It is extremely difficult to avoid political discussions or partisan political postings in today’s virtual employment world. Recent employment surveys have shown that since more companies have moved to a telework or virtual employment practice in the wake of the COVID-19 pandemic, employees admit to reading and posting more political and social activism messages during extended working hours, which has distracted from productivity.
While in other years, employers may have been able to limit in-person political discussions from disrupting the workplace, and required employees in most cases to confine their political activity to off-the-clock hours, with more companies utilizing internet platforms to conduct business meetings and the “work day” shifting in time and place, political “conflicts” within the new workplace environment are more apt to occur and with greater frequency. As such, it is important that private employers establish clear policies, to avoid social media postings from interfering with work productivity and employee teamwork and collaboration.

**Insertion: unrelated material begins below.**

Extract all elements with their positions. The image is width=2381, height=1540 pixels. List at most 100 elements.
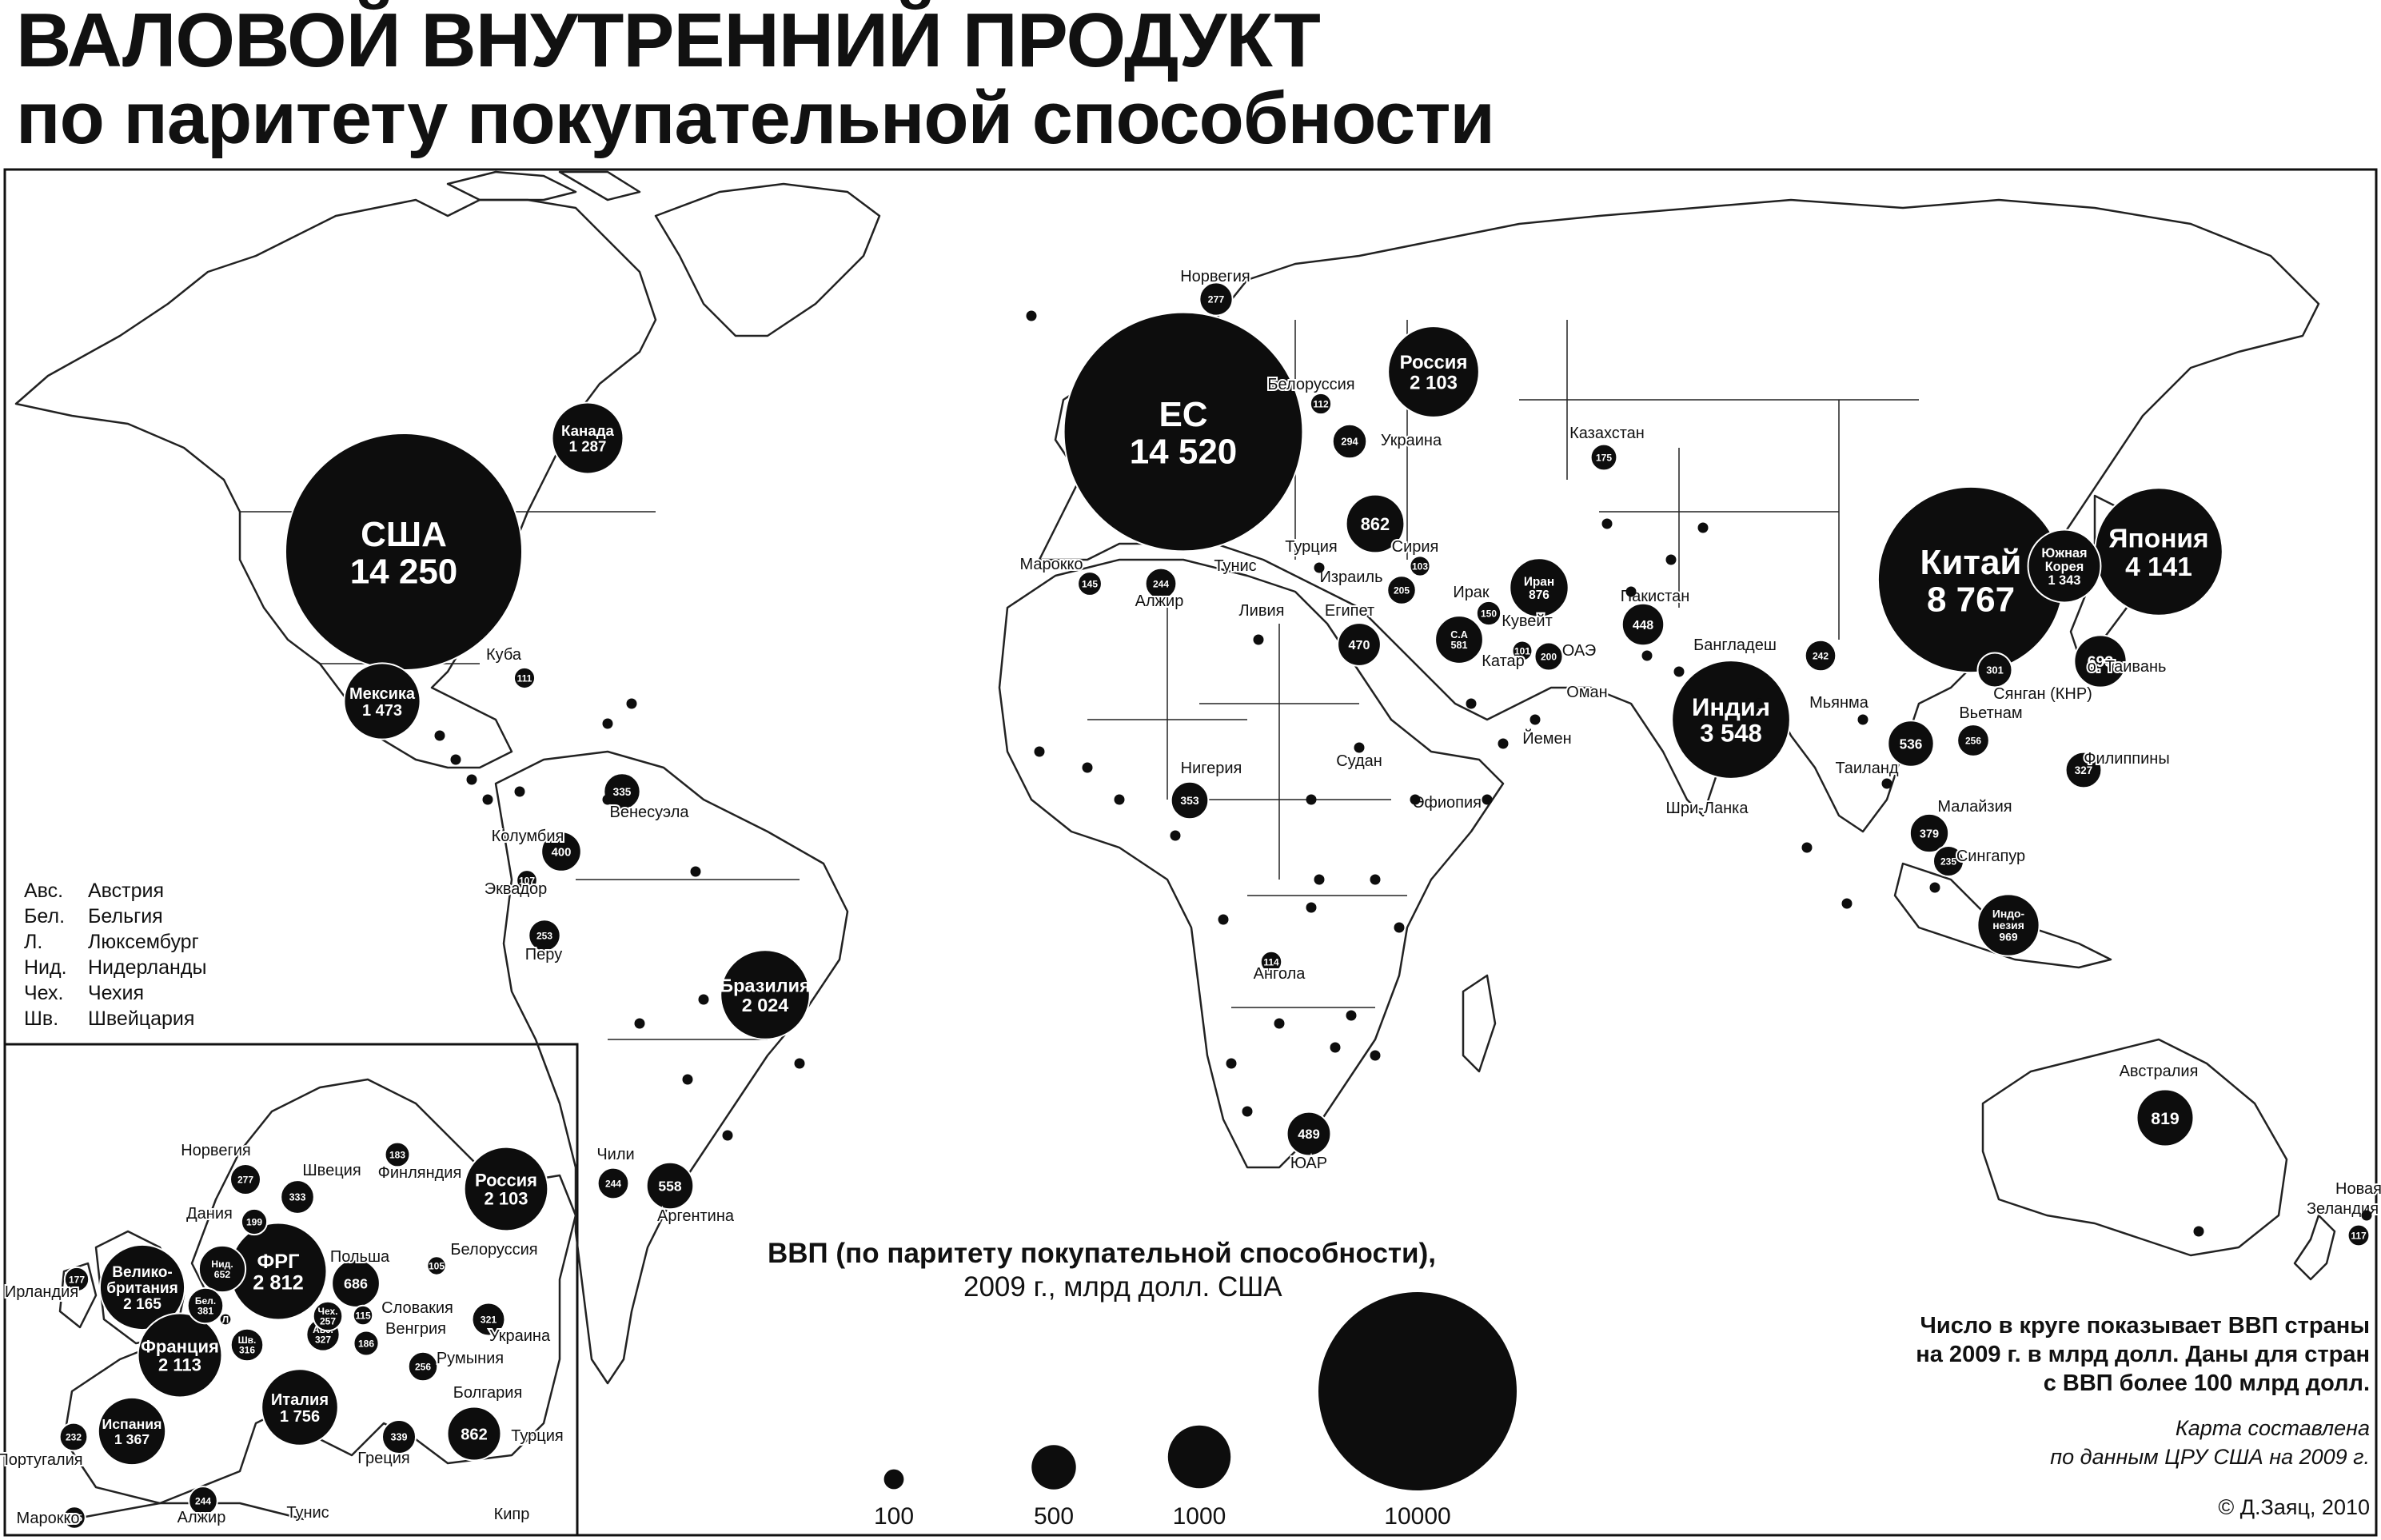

While certain states specifically prohibit employers from retaliating against employees for expressing their social activism or support for particular candidates, and other states have statutes in place providing guidance for workspace political discussions, Florida has no state laws addressing the issue with respect to private workplaces. Contrary to federal and state laws that allow public sector employees to express their political opinions or affiliations without concern for retaliation or reprisal, and federal laws that protect all employees’ rights to discuss labor-related topics, Florida has no such state laws specifically protecting private employees from the consequence of political speech, although some counties do have anti-retaliation ordinances that protect employees from being discriminated for expressing a political affiliation or position.
Therefore, In general, Florida employers can restrict or ban political signs, banners, campaign buttons and shirts containing political messages except for those discussing union, wage or workplace conditions. For example, a generic “Vote for Candidate” button could be banned, but “Vote for the person that will ensure safe working conditions” may not so long as it does not disrupt work performance. But in a Zoom conference world, an employee wearing a particular shirt or sitting by a particular slogan during a meeting could have political implications, or sharing a particular story or cartoon can spark an employment issue requiring human resource intervention to prevent an issue of discrimination, harassment or retaliation.
In a virtual world, it is nearly impossible to ban all discussions or symbols that can conceivably relate to politics or convey a political position. While employers may impose limits on the type of subjects discussed and ban the use of company resources such as computers, telephones, equipment, supplies, etc. in an effort to promote a particular political message, in an age of increased workplace activity being undertaken over the internet in tandem with the use of remote platforms, with employees friending each other, sharing or commenting on postings, conditions for vitriolic political based “discussions” between co-workers are more likely to occur, requiring employer intervention and application of a specifically designed policy.
For this reason, major companies such as Google have established policies, in Google’s case Community Guidelines, to “support the healthy and open discussion” of nonwork topics. Many of these policies (unlike traditional in-person workspace policies which banned political clothing or campaign material), are designed not to prevent speech but lower tensions by requiring civility and avoidance of personal attacks. Google’s Community Guidelines require employees when communicating to be responsible, productive and thoughtful, and to avoid attributing positions to the company that do not reflect Google’s positions or public statements, and to avoid postings that “insult, demean, or humiliate (whether individually or by reference to groups) other employees, our extended workforce, our business partners, … or that violated other standards of conduct or policies against harassment or bullying.”
Especially during a heated election season, employers are better served by creating a set of written guidelines that identify the limitations imposed on employee activity and speech during working hours rather than relying on generic civility or anti-harassment policies. Such a written policy should identify that in all instances the tone of any discussion must be civil and avoid interruption of or distraction from work related tasks, avoid misrepresenting the company’s own position or inappropriately attributing a political position to the company or colleagues. In the end, companies should emphasize that the focus of the workplace is to work in an atmosphere that encourages mutual respect and minimizes disruptions that distract from completing projects, that includes distribution of statements of support, political messages or political cartoons which are an attempt to coerce co-workers into supporting a particular candidate for office.